1. God's hand of favor over the new Chattanooga office. That He would fling wide open the doors through which work will pour in.

2. For my health, my friend Anna's and my Facebook friend, Michelle's. We all have MS and are all battling right now.

3. For a Bible study on Forgiveness that I'm currently leading with 2 amazing young women in their very early 20s. These are amazing girls that I feel so blessed to be with, and I just want our time in God's Word to change all of us for His glory.

4. That I would know, that Shane would guide me, as to where my place of ministry within our new church is to be. And, am I to offer to lead a children's Bible Study at our local homeschool co-op?

5. For God to send some precious soul who loves to work with wallpaper, to come and rip all of this baby blue floweredie stuff OFF of my walls. (OK, I'm only joking about this one!)

Love ya'll tonight,
Jes

Saturday, June 05, 2010

Andrea Bocelli Ministered to Me Tonight...

I don't profess to know why, but I seem to have some of my sweetest times in prayer when I'm in the shower. Go figure.

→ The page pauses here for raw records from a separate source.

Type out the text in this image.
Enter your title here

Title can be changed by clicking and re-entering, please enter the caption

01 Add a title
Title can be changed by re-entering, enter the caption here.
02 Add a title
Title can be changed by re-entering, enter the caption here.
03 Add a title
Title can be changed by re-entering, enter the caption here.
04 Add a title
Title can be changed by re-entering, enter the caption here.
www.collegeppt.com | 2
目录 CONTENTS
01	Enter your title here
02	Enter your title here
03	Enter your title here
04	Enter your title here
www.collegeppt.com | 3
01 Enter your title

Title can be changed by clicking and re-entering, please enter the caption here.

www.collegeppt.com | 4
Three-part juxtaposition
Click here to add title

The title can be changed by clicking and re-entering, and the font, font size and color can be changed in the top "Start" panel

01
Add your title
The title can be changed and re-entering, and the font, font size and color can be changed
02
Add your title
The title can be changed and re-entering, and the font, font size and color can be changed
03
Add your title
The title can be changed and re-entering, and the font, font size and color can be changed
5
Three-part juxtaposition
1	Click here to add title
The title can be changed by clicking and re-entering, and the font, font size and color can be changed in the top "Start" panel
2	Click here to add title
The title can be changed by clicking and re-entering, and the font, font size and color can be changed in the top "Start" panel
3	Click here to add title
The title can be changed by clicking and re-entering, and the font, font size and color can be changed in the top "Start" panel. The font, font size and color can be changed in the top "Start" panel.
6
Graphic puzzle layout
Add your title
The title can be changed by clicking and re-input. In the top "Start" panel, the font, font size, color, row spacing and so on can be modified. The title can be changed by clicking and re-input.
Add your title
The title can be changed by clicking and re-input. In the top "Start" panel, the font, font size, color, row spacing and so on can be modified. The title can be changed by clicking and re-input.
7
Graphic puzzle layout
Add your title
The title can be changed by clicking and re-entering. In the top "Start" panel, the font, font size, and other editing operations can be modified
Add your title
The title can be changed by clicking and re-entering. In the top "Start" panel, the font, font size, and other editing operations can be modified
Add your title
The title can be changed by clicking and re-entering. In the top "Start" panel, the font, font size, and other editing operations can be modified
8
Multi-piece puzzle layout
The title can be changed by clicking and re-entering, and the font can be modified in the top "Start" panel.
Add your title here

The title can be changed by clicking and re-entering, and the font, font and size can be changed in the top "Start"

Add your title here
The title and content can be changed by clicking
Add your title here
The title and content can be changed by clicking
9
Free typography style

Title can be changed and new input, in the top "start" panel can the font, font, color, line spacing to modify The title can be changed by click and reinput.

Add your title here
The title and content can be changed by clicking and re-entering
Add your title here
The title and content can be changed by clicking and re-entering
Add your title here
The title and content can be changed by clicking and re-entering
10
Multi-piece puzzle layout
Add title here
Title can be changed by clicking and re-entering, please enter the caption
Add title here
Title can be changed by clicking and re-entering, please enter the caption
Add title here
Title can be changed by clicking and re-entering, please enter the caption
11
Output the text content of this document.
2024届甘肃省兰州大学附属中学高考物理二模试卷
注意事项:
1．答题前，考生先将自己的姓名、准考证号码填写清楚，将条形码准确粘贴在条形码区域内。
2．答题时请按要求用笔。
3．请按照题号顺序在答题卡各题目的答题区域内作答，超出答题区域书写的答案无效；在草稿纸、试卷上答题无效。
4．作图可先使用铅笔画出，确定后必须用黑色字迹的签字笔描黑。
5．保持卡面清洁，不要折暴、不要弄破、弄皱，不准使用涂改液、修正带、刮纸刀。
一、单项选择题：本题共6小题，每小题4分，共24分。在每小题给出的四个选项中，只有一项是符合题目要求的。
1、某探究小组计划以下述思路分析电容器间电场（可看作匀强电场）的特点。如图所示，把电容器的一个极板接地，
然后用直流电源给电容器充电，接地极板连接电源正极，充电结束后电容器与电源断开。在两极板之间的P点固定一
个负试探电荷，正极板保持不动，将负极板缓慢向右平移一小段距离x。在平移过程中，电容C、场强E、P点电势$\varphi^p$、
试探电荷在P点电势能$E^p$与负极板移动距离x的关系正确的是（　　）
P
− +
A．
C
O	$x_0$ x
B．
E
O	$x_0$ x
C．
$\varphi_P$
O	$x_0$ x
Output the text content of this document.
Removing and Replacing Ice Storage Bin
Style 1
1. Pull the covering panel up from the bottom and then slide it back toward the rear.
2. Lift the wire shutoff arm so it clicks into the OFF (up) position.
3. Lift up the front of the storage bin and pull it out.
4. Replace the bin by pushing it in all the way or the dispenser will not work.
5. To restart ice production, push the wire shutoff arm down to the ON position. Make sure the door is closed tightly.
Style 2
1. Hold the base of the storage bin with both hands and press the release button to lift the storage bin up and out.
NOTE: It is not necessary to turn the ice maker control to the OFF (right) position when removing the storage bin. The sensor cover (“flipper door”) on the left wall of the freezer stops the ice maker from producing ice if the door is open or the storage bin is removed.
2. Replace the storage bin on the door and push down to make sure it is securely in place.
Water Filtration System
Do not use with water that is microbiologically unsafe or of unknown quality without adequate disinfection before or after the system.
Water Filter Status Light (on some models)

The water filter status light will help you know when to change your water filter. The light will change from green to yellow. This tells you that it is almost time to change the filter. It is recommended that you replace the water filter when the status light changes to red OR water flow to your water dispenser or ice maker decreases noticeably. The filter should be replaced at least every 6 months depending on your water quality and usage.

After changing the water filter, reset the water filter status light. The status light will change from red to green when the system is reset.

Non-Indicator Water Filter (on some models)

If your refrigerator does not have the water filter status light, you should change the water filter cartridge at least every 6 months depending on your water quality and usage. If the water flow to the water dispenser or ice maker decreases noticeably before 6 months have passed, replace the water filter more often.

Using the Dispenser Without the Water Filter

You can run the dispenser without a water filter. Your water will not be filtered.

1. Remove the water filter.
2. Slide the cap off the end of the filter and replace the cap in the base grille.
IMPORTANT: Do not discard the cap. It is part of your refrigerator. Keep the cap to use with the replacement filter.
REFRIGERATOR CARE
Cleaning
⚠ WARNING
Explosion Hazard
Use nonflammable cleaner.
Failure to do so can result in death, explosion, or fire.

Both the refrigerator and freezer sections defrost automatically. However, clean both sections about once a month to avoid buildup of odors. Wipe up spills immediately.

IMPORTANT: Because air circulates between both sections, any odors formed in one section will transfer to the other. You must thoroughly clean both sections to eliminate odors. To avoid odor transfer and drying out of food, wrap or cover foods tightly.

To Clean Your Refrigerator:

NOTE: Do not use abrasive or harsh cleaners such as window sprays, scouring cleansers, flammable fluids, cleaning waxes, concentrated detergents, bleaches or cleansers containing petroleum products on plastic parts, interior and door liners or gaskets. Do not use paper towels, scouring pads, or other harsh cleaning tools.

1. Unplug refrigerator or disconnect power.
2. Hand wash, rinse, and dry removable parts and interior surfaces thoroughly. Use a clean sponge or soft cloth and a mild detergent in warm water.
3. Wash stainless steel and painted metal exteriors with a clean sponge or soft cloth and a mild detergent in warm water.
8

I think it's the water. I'm a water girl...

Anyway, tonight as I was taking a shower, my heart was pricked to write another post about abortion. 

Then I snuck into the office to do a little work, and took a break from it to hop over to Denny Burk's blog.

He shared this video with his readers, and it took my breath away.

Andrea Bocelli has long been one of my favorite artists. Listening to this man sing, reminds me afresh that God is the One who has intimately created us, and that our lives have intrinsic value...both to us, and to countless others.

Thank you, Lord, for creating Andrea Bocelli!